Hertha, du bist nicht allein!

3 Spieltage, 0 Tore: Außer Hertha ist unter den 72 deutschen Topteams noch der VfR Neumünster, Underdog der Regionalliga, ohne Treffer. In der holsteinischen Stadt ist die Moral ungebrochen

von STEFAN ALBERTI

Das Stadion im grünen Westen der Stadt hat noch immer keinen Treffer der eigenen Elf gesehen. Die vor Saisonbeginn noch vorhandene Euphorie schwindet. Drei Spiele, kein Tor geschossen, Chancen vertan. Das Stadtoberhaupt gibt Durchhalteparolen aus: „Wir steigen nicht ab“, sagt Hartmut Unterlehberg, Oberbürgermeister von Neumünster, 80.000-Einwohner-Stadt 30 Kilometer südlich von Kiel – und mit seinem Regionalligisten VfR neben Berlin im deutschen Spitzenfußball einzige Mannschaft ohne Tor. Hertha, du bist nicht allein! Ein Blick nach Schleswig-Holstein.

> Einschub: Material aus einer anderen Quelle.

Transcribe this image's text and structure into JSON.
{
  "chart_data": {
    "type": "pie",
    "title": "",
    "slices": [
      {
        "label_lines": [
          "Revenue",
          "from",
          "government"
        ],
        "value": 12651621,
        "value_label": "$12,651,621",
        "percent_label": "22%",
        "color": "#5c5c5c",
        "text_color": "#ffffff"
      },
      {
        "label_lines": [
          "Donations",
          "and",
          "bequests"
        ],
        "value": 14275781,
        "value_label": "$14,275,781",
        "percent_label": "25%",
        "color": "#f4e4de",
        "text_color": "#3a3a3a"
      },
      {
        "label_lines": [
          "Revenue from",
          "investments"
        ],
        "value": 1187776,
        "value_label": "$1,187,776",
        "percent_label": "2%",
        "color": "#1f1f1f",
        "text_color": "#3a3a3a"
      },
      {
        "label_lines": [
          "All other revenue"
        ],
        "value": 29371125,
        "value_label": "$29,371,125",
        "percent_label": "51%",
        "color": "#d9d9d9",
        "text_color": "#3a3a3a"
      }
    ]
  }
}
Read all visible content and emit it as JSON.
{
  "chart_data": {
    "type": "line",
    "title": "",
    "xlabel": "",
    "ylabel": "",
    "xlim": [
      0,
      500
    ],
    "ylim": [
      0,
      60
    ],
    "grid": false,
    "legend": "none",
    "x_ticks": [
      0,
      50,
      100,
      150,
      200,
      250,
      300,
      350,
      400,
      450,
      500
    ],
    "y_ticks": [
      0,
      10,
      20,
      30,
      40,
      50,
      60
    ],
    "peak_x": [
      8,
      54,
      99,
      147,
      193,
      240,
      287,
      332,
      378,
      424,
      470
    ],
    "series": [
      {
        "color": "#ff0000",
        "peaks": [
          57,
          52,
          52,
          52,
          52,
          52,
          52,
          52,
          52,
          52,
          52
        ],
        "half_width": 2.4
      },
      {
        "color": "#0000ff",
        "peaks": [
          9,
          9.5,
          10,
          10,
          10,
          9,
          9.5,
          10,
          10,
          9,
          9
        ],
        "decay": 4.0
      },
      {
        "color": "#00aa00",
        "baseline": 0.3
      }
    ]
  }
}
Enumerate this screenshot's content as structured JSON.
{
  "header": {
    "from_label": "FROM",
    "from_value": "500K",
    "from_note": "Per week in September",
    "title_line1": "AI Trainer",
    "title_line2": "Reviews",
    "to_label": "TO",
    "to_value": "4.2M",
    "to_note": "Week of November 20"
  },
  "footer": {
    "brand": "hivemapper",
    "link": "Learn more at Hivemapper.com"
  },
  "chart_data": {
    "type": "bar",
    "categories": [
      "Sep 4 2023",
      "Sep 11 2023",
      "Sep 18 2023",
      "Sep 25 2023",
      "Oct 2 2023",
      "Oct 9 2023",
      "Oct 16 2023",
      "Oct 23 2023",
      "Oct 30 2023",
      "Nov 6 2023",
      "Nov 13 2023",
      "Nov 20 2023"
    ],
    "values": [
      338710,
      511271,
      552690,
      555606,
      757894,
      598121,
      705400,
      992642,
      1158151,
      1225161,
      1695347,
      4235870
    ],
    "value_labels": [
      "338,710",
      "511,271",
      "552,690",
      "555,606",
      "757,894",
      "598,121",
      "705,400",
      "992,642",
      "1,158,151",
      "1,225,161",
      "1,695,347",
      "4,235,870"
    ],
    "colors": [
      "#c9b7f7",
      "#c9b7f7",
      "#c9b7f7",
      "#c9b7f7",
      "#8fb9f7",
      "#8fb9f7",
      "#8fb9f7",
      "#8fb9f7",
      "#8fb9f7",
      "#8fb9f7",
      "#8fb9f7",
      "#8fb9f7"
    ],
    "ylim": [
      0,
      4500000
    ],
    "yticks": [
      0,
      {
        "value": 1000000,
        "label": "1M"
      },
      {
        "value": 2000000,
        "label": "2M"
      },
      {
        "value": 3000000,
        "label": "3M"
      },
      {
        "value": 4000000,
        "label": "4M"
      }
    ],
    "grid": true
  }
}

Der Optimismus aus Neumünster sollte Berlin helfen – geteiltes Leid ist halbes Leid. Vor allem weil dort mehr Grund zum Jammern wäre: Der VfR, vor drei Monaten noch Oberligist, hat mit unter 700.000 Euro den kleinsten Etat aller 72 Teams in 1. und 2. Bundesliga und Regionalligen, gilt als die einzige Truppe von Feierabendkickern. „Der Aufstieg war ein mittleres Wunder“, sagt Stephan Beitz, Pressesprecher der Stadt.

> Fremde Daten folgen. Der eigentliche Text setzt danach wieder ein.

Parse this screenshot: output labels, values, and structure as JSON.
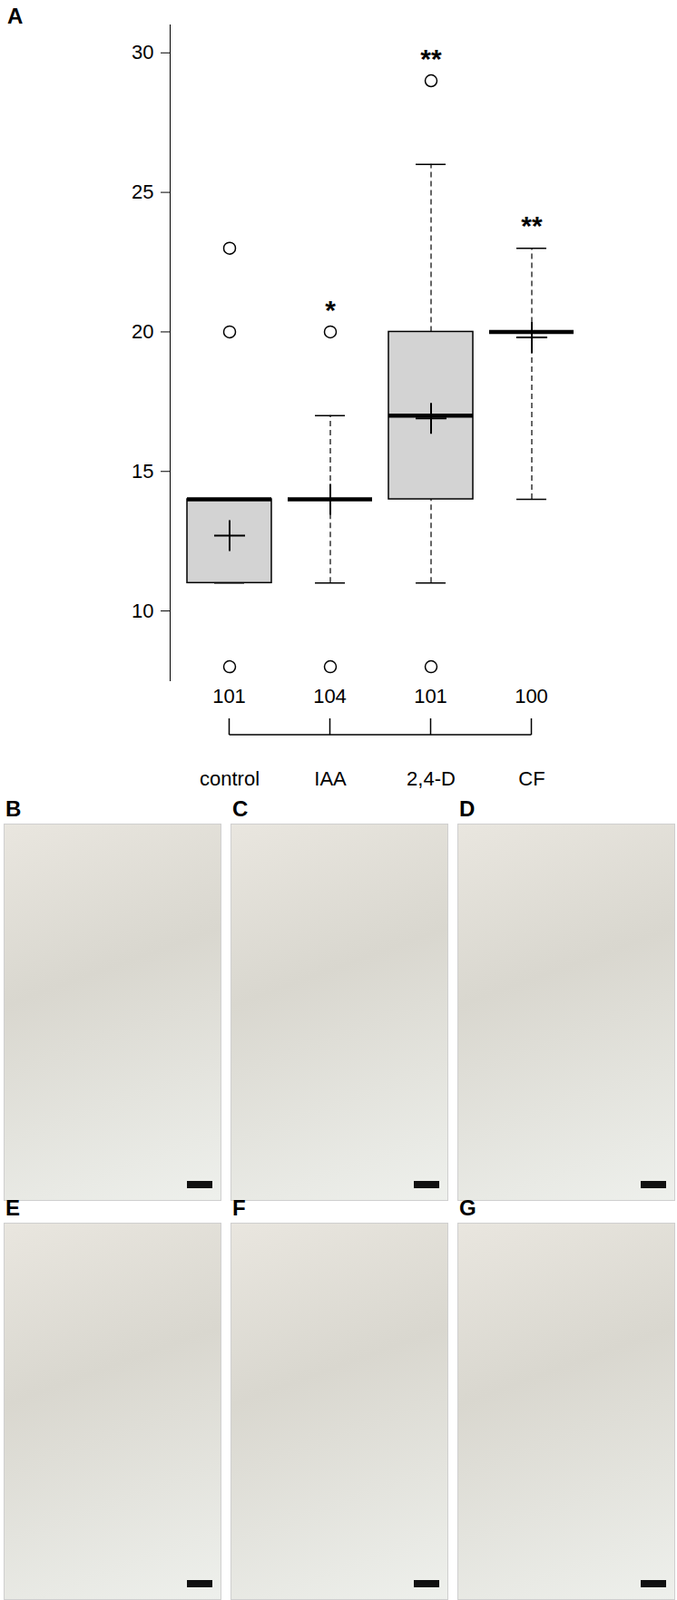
{
  "chart_data": {
    "type": "box",
    "panel_label": "A",
    "categories": [
      "control",
      "IAA",
      "2,4-D",
      "CF"
    ],
    "n": [
      101,
      104,
      101,
      100
    ],
    "boxes": [
      {
        "q1": 11,
        "median": 14,
        "q3": 14,
        "whisker_low": 11,
        "whisker_high": 14,
        "mean": 12.7,
        "outliers": [
          23,
          20,
          8
        ]
      },
      {
        "q1": 14,
        "median": 14,
        "q3": 14,
        "whisker_low": 11,
        "whisker_high": 17,
        "mean": 14.0,
        "outliers": [
          20,
          8
        ]
      },
      {
        "q1": 14,
        "median": 17,
        "q3": 20,
        "whisker_low": 11,
        "whisker_high": 26,
        "mean": 16.9,
        "outliers": [
          29,
          8
        ]
      },
      {
        "q1": 20,
        "median": 20,
        "q3": 20,
        "whisker_low": 14,
        "whisker_high": 23,
        "mean": 19.8,
        "outliers": []
      }
    ],
    "significance": [
      null,
      "*",
      "**",
      "**"
    ],
    "color": "#d3d3d3",
    "ylim": [
      7.5,
      31
    ],
    "yticks": [
      10,
      15,
      20,
      25,
      30
    ],
    "grid": false
  },
  "figure_panels": [
    "B",
    "C",
    "D",
    "E",
    "F",
    "G"
  ]
}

Anders Hertha: Budgetkrösus hinter den Bayern und Dortmund mit knapp 50 Millionen Euro – der gesamte Stadthaushalt von Neumünster ist gerade viermal so groß. Außerdem vor Saisonbeginn die Tabellenspitze im Blick, mit Fredi Bobic den Torschützenkönig der vergangenen Saison eingekauft. Doch von der „Winner-Mentalität“, die Hertha-Manager Dieter Hoeneß für ihn und weitere Neueinkäufe feststellte, ist noch nichts zu spüren.

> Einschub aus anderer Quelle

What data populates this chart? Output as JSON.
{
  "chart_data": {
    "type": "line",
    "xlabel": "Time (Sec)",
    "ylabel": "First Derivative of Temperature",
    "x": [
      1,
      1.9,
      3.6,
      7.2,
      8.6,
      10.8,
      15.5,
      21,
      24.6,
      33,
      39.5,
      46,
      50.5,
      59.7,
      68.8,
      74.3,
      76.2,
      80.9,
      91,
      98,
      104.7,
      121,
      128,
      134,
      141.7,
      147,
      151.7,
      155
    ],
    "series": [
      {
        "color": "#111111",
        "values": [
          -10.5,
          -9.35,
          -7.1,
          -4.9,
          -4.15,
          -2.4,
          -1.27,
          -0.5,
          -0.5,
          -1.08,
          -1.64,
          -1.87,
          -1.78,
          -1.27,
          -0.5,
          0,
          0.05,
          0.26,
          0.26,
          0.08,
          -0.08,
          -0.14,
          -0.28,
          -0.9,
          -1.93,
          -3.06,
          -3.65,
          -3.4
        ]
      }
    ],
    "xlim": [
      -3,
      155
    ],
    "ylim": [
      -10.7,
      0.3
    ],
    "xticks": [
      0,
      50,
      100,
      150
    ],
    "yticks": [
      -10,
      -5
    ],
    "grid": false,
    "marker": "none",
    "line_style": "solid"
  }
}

Was bei Neumünster für die Moral gilt, gilt auch jenseits des Sports: Schaut auf diese Stadt. Etwa beim Haushalt. „Wir haben in den letzten zehn Jahren stets Überschuss gemacht“, sagt Stadtsprecher Beitz mit Blick auf die Berliner Finanzmisiere, erst jetzt drohe ein Defizit. Trotz jüngster Firmenabwanderung von AEG und Panasonic liegt Neumünster mit einer Arbeitslosenquote von 13 Prozent noch deutlich unter den über 18 Prozent Berlins.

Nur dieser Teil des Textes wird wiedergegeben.